# Decals for ET&WNC rolling stock



## mdwildcat04 (Mar 11, 2013)

I have 3 bachmann tank cars that I have just painted, a TOFC thats in the paint booth right now, and 2 gondolas that are waiting for a paint job. 

Does anyone make decals for these cars?


----------



## chuck n (Jan 2, 2008)

Call Stan Cedarleaf. He is a sponser here, and has an ad in GARDEN RAILWAYS. HIs decals are excellent. I have used him for many projects.

I do not like to give other people's contact information directly. Please use public sources.

Chuck

PS follow his instructions, I've used decals for years, some worked and some didn't. I haven't had any problems with his decals and directions lasting.

I just talked to Stan and he said to post his website:

www.cedarleafcustomdecals.com


----------



## harvey (Dec 30, 2008)

Totally agree with Chuck. 
Stan has done several first class decals for me and as I've said before "the decals make the model". He recently did some tanker decals for me which are excellent and is currently doing some box car decals for me.
Don't hesitate, you won't be disappointed.
Cheers.


----------



## Bruce Chandler (Jan 2, 2008)

I agree with Chuck & Harvey. Stan does an excellent job.
He did these ET&WNC decals for my models.


----------



## chuck n (Jan 2, 2008)

To add a little more to this thread concerning Stan's decals.

He makes decals for real railroads, here are a couple of examples.

An LGB ore car originally lettered for the Pennsylvania.










Bachmann passenger car originally lettered for the WP&Y.











He also does custom decals for imaginary railroads.




















Phil's NarrowGauge reefer kit











Chuck


----------



## Stan Cedarleaf (Jan 2, 2008)

Thanks for "blatant" advertising, guys... 

I have no idea what happened to the ad at the top of the page... 

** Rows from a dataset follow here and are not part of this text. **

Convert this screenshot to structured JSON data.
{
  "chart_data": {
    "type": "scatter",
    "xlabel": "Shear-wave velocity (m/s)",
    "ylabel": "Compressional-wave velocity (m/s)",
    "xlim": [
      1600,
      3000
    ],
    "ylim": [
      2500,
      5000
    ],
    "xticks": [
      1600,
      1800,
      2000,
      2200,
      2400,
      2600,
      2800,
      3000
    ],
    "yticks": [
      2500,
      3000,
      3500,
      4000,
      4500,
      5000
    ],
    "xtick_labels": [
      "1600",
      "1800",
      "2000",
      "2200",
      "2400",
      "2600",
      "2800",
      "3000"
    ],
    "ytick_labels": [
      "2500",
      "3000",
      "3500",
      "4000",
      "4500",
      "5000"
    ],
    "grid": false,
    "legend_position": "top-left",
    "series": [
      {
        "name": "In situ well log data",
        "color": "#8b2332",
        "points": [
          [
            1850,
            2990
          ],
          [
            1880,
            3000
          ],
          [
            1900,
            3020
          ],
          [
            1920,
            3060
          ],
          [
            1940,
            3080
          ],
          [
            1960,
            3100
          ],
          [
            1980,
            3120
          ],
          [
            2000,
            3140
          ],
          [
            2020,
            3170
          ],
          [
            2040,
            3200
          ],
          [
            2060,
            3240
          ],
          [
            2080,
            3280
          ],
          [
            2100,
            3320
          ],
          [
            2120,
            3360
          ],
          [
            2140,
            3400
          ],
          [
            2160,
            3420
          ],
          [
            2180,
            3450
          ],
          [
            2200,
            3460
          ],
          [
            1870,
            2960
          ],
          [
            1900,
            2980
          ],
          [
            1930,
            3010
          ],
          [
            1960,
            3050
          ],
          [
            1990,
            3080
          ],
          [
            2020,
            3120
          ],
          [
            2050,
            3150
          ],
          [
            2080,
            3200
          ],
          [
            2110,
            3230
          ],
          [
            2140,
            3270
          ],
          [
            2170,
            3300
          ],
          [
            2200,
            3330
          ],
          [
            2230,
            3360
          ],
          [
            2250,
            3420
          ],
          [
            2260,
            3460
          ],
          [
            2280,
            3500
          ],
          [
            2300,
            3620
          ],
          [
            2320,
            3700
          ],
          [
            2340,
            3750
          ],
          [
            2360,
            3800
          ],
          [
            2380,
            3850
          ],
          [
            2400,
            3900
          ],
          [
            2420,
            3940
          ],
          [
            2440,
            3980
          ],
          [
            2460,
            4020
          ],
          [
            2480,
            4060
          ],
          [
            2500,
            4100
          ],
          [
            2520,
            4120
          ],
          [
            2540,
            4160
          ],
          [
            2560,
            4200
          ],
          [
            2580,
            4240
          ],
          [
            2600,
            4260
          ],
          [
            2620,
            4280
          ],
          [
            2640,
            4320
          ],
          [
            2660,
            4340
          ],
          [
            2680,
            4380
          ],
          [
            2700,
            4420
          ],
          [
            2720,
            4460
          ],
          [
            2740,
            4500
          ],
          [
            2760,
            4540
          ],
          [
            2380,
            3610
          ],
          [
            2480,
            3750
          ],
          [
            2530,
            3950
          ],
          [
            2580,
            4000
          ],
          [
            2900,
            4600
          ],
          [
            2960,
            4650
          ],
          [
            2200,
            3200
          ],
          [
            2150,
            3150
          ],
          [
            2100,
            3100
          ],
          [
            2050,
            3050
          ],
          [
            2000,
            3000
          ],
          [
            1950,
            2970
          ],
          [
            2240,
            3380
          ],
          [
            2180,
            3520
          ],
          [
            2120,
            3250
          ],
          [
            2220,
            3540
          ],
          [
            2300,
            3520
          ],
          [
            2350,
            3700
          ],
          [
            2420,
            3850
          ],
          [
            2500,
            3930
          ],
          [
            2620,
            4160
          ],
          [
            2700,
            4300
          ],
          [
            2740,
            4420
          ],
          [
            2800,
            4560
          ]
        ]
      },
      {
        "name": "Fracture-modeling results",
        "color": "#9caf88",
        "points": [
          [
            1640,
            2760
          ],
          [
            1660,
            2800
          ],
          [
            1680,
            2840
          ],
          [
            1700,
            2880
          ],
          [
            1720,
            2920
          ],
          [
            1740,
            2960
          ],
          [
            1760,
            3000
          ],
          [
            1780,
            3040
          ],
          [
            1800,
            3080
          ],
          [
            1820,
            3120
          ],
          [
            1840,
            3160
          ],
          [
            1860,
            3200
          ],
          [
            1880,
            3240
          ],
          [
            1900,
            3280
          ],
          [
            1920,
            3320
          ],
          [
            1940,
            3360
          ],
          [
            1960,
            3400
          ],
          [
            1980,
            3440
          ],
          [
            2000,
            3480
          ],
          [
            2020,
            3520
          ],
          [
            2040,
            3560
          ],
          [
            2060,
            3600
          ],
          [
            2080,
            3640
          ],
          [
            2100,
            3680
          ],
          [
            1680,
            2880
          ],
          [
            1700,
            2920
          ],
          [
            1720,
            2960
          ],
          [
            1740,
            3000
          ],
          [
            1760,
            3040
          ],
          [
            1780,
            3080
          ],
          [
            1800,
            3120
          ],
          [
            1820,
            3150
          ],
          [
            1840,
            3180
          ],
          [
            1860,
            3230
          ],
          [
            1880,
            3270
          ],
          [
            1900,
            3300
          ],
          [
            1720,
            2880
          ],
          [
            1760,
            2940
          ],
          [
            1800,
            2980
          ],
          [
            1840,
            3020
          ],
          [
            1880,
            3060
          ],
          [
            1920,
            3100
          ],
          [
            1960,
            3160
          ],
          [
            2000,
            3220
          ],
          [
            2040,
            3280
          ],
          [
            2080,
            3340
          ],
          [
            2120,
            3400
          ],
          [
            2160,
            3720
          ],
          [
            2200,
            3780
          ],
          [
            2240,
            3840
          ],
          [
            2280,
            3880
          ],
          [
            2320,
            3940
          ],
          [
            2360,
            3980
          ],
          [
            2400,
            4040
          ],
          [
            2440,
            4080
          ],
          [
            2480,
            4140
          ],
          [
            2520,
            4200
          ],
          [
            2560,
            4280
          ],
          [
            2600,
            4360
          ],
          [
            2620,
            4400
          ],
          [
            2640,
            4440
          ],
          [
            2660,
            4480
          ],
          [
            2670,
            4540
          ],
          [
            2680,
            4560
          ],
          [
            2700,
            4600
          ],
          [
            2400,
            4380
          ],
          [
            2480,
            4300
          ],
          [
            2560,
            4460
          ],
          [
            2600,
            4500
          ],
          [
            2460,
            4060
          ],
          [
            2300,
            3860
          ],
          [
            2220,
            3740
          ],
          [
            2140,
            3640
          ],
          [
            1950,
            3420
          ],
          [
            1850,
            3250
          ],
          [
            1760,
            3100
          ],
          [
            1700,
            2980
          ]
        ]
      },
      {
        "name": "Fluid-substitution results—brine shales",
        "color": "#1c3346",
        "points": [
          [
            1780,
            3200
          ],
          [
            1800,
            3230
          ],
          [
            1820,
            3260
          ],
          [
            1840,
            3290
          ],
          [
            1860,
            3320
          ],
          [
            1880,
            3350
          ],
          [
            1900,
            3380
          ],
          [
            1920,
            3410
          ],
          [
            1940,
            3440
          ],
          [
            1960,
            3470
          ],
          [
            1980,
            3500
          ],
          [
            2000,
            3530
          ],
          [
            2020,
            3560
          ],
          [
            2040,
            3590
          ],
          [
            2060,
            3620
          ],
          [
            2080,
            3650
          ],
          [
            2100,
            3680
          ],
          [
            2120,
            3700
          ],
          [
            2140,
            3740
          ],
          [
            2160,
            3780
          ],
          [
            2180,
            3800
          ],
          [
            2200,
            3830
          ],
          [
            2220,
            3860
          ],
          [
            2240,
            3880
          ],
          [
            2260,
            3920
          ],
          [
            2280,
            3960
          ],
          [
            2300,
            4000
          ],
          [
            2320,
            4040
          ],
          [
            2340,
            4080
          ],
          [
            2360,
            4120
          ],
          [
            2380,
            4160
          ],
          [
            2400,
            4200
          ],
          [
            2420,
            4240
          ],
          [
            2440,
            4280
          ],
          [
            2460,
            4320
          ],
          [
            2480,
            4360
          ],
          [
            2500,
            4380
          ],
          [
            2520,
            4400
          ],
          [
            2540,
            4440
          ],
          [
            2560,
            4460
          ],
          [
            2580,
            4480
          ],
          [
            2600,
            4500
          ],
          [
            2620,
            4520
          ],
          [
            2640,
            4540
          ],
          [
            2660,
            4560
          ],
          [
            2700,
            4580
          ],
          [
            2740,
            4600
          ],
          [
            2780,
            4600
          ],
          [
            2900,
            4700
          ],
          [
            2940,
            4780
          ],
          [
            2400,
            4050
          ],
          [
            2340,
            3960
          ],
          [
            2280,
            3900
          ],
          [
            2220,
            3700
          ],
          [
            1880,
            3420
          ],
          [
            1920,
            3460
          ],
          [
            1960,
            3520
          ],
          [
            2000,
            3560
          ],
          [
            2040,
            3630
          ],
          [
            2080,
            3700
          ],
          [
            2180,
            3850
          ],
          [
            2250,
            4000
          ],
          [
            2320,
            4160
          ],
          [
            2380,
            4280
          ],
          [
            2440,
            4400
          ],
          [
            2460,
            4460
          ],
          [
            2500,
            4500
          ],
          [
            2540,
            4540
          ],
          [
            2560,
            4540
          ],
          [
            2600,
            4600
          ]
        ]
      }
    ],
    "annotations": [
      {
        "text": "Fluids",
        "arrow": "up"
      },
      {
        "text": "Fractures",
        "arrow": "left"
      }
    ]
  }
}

My email has been messed up lately and it may be that the incoming billing file was "Spammed"... I'm checking on it now..


----------



## chuck n (Jan 2, 2008)

Jeese, golly wiz, Stan. We were just answering the OP's question. If we wanted to be "blatant" we could have done a much better job of it and then billed you for the AD.

Chuck ;-)

PS hope you get your real ad fixed soon.


----------



## Bruce Chandler (Jan 2, 2008)

It's not blatant advertising when it's just very satisfied customers...


----------



## Stan Cedarleaf (Jan 2, 2008)

Sigh... 

Thanks, guys..


----------



## [email protected] (Dec 28, 2018)

Bruce,

I need ET&WNC passenger car decals. You got yours from Stan Cedarleaf. Did you do the artwork or did he?

Dan


----------



## Totalwrecker (Feb 26, 2009)

Stan is still active, I haven't seen Bruce around, why don't you ask Stan?


----------